It's Not Enough to Bear Witness
Two days after the Supreme Court of the United States took this country backwards, with one of the more extreme justices stating that he wished to also examine the constitutional right to same-sex marriage and contraception, I found myself having the same conversation over and over.
As a newly arrived foreigner, not yet an immigrant, what are my options?
It is natural to map injustice to your personal situation, to see how exactly something impacts you. If it is no longer a constitutional right to be in a same sex marriage, then I cannot be here. I cannot be here. A same sex marriage between two foreigners would have no immigration or other rights; I literally cannot live in a country like that. We are not there yet, though we may be.

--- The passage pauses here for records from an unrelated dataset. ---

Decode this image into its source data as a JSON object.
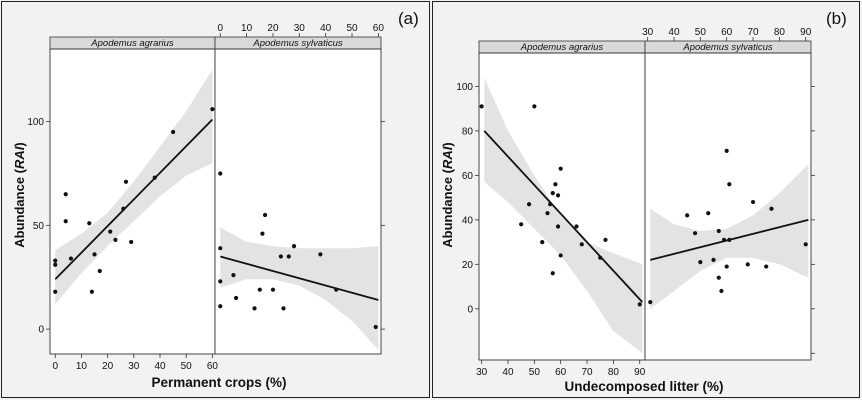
{
  "chart_data": [
    {
      "type": "scatter",
      "panel_label": "(a)",
      "ylabel_prefix": "Abundance (",
      "ylabel_italic": "RAI",
      "ylabel_suffix": ")",
      "xlabel": "Permanent crops (%)",
      "xlim": [
        -2,
        61
      ],
      "ylim": [
        -12,
        135
      ],
      "x_ticks": [
        0,
        10,
        20,
        30,
        40,
        50,
        60
      ],
      "y_ticks": [
        0,
        50,
        100
      ],
      "facets": [
        {
          "name": "Apodemus agrarius",
          "points": [
            [
              0,
              18
            ],
            [
              0,
              31
            ],
            [
              0,
              33
            ],
            [
              4,
              65
            ],
            [
              4,
              52
            ],
            [
              6,
              34
            ],
            [
              13,
              51
            ],
            [
              14,
              18
            ],
            [
              15,
              36
            ],
            [
              17,
              28
            ],
            [
              21,
              47
            ],
            [
              23,
              43
            ],
            [
              26,
              58
            ],
            [
              27,
              71
            ],
            [
              29,
              42
            ],
            [
              38,
              73
            ],
            [
              45,
              95
            ],
            [
              60,
              106
            ]
          ],
          "fit": [
            [
              0,
              24
            ],
            [
              60,
              101
            ]
          ],
          "ci_upper": [
            [
              0,
              38
            ],
            [
              10,
              46
            ],
            [
              20,
              56
            ],
            [
              30,
              71
            ],
            [
              40,
              88
            ],
            [
              50,
              105
            ],
            [
              60,
              125
            ]
          ],
          "ci_lower": [
            [
              0,
              12
            ],
            [
              10,
              27
            ],
            [
              20,
              40
            ],
            [
              30,
              52
            ],
            [
              40,
              64
            ],
            [
              50,
              74
            ],
            [
              60,
              80
            ]
          ]
        },
        {
          "name": "Apodemus sylvaticus",
          "points": [
            [
              0,
              75
            ],
            [
              0,
              39
            ],
            [
              0,
              23
            ],
            [
              0,
              11
            ],
            [
              5,
              26
            ],
            [
              6,
              15
            ],
            [
              13,
              10
            ],
            [
              15,
              19
            ],
            [
              16,
              46
            ],
            [
              17,
              55
            ],
            [
              20,
              19
            ],
            [
              23,
              35
            ],
            [
              24,
              10
            ],
            [
              26,
              35
            ],
            [
              28,
              40
            ],
            [
              38,
              36
            ],
            [
              44,
              19
            ],
            [
              59,
              1
            ]
          ],
          "fit": [
            [
              0,
              35
            ],
            [
              60,
              14
            ]
          ],
          "ci_upper": [
            [
              0,
              49
            ],
            [
              10,
              42
            ],
            [
              20,
              40
            ],
            [
              30,
              39
            ],
            [
              40,
              39
            ],
            [
              50,
              39
            ],
            [
              60,
              40
            ]
          ],
          "ci_lower": [
            [
              0,
              20
            ],
            [
              10,
              24
            ],
            [
              20,
              24
            ],
            [
              30,
              21
            ],
            [
              40,
              14
            ],
            [
              50,
              4
            ],
            [
              60,
              -10
            ]
          ]
        }
      ]
    },
    {
      "type": "scatter",
      "panel_label": "(b)",
      "ylabel_prefix": "Abundance (",
      "ylabel_italic": "RAI",
      "ylabel_suffix": ")",
      "xlabel": "Undecomposed litter (%)",
      "xlim": [
        29,
        92
      ],
      "ylim": [
        -23,
        115
      ],
      "x_ticks": [
        30,
        40,
        50,
        60,
        70,
        80,
        90
      ],
      "y_ticks": [
        0,
        20,
        40,
        60,
        80,
        100
      ],
      "facets": [
        {
          "name": "Apodemus agrarius",
          "points": [
            [
              30,
              91
            ],
            [
              45,
              38
            ],
            [
              48,
              47
            ],
            [
              50,
              91
            ],
            [
              53,
              30
            ],
            [
              55,
              43
            ],
            [
              56,
              47
            ],
            [
              57,
              16
            ],
            [
              57,
              52
            ],
            [
              58,
              56
            ],
            [
              59,
              37
            ],
            [
              59,
              51
            ],
            [
              60,
              24
            ],
            [
              60,
              63
            ],
            [
              66,
              37
            ],
            [
              68,
              29
            ],
            [
              75,
              23
            ],
            [
              77,
              31
            ],
            [
              90,
              2
            ]
          ],
          "fit": [
            [
              31,
              80
            ],
            [
              91,
              3
            ]
          ],
          "ci_upper": [
            [
              31,
              104
            ],
            [
              40,
              80
            ],
            [
              50,
              60
            ],
            [
              60,
              42
            ],
            [
              70,
              30
            ],
            [
              80,
              25
            ],
            [
              91,
              20
            ]
          ],
          "ci_lower": [
            [
              31,
              57
            ],
            [
              40,
              48
            ],
            [
              50,
              36
            ],
            [
              60,
              24
            ],
            [
              70,
              8
            ],
            [
              80,
              -10
            ],
            [
              91,
              -20
            ]
          ]
        },
        {
          "name": "Apodemus sylvaticus",
          "points": [
            [
              31,
              3
            ],
            [
              45,
              42
            ],
            [
              48,
              34
            ],
            [
              50,
              21
            ],
            [
              53,
              43
            ],
            [
              55,
              22
            ],
            [
              57,
              35
            ],
            [
              57,
              14
            ],
            [
              58,
              8
            ],
            [
              59,
              31
            ],
            [
              60,
              19
            ],
            [
              60,
              71
            ],
            [
              61,
              31
            ],
            [
              61,
              56
            ],
            [
              68,
              20
            ],
            [
              70,
              48
            ],
            [
              75,
              19
            ],
            [
              77,
              45
            ],
            [
              90,
              29
            ]
          ],
          "fit": [
            [
              31,
              22
            ],
            [
              91,
              40
            ]
          ],
          "ci_upper": [
            [
              31,
              45
            ],
            [
              40,
              38
            ],
            [
              50,
              35
            ],
            [
              60,
              36
            ],
            [
              70,
              42
            ],
            [
              80,
              52
            ],
            [
              91,
              65
            ]
          ],
          "ci_lower": [
            [
              31,
              0
            ],
            [
              40,
              8
            ],
            [
              50,
              17
            ],
            [
              60,
              23
            ],
            [
              70,
              23
            ],
            [
              80,
              20
            ],
            [
              91,
              14
            ]
          ]
        }
      ]
    }
  ]
}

Fight or flight kicks in. You look for the exit. If you have a powerful passport, like I do, you have many exits.
It becomes unbearable to listen to the naysayers. Not the people who are working behind the scenes to wreak havoc on others'—no, we should not be listening to those people anyway—but to the people who witness each injustice, and instead of being alarmed or upset, spend all of their energy being upset at our reaction to injustice instead. It won't be that way. It's not so bad. Things are fine. Calm down.
I am never calming down.
I am not leaving either.
This is not a story about how it's important to stay and make the change. The individualistic concept of making change on your own fails to consider the overall systemic power imbalance at play, the same one that breathed life into injustice and turned them into policy.
For many Americans with the privilege to go elsewhere and start anew, whether it's because of jobs that let them work remotely, or because they have documented ancestry in countries that are now able to provide them with second or third passports, leaving is very much a personal decision. If you can manage it, seeing the world outside the US is always rewarding.
Yet as someone who has left multiple countries and homes in search of the next, I will simply say that being far from the problems of home is not the same as those problems not existing. Removing yourself from the epicenter is essential at times to regroup and reframe. Problems compound. No matter how faraway you are, you know they are there. If you have the privilege of deciding that you will never have problems again, that's good for you, too.
What's more likely is you will go somewhere that's simply five years behind the US on the authoritarian timeline. I have no desire to uproot my life to go live somewhere I never wanted to live in, where I am going to be even further from any ability to resist injustice because of linguistic or cultural distance. This is my home, too.
Many methods of resistance are closed to me as a foreigner in this country. While on a visa, I simply cannot risk street protests or deep organizing, knowing that law enforcement and federal authorities do not look too kindly on foreigners who are involved in these things. Nor do they have to, because I don't have the same rights as an American citizen or long term permanent resident.
Writing about the injustice as it happens is one thing I can do. But it is not enough. Not for me. I want to interrogate why they happen, who was responsible, how we can roll it back or fight back. I am inspired by the writers who have been writing about the worst actors of our generation: fascists, authoritarians, misogynists and terrorists of all stripes and inclinations. From Hindutva to Tigray and the Donbas, our world today would be unrecogizable to the young person who traveled through pre-war Syria, pre-housing crisis United States, in 2008, like I did. There was the world before. The one I was told would go on and on forever: forever growth, and forever peace. Now I'm old enough say: growth and peace for whom exactly?
It is important to grieve the end of that era. The post-Cold War era of growth and development at all costs is on its last legs. Everyday in my neighborhood in San Francisco's Tenderloin district, I see the people who lost. Vestiges of their past lives: their expensive camping gear now houses them permanently on the streets, instead of once or twice a year in California's campgrounds. The backpacks that carry everything they own. Four years in this country, all of it in San Francisco, and I am reminded of how desperately alone one can feel here. One misstep, one mistake, a series of unfortunate events, and you are on your own.
That's why I think it would be radical for an individual to build community where they live, and to help everyone thrive. Especially if they are people who are least like you. Not to think of it as charity, because that would be crass, but as an overwhelming need to be the connective tissue that can help heal the scars of the broken world that we we live in. Maybe I have privilege today, as a tech worker with a powerful passport and a disposable income, today I can help to literally feed the hungry. Even when if I don't have those privileges—because existing in this country is so fraught with anxiety about how one mistake or illness can take everything away from you—it would still be an overwhelming duty as a human being to work to improve conditions for the people around me.
I want to bear witness, by writing about the world, particularly about the injustice that authoritarianism and religious fascism is going to cause in the US, in India and in Singapore. But I also want to reduce suffering and cause no harm. That's what my new commitment to Buddhism is helping me understand: every world at every moment in time is endless suffering. The most radical act you can do is to know that you are empowered. Sometimes that means you can help chip away at removing the causes of suffering; but most times, just knowing that you have the power to name and note an injustice is more power than the abusers want you to have.
Right this moment, by writing this, I am committing myself to the work of leaving a better world than the one I existed in.
Figuring out how exactly I'm going to do that is part of the work.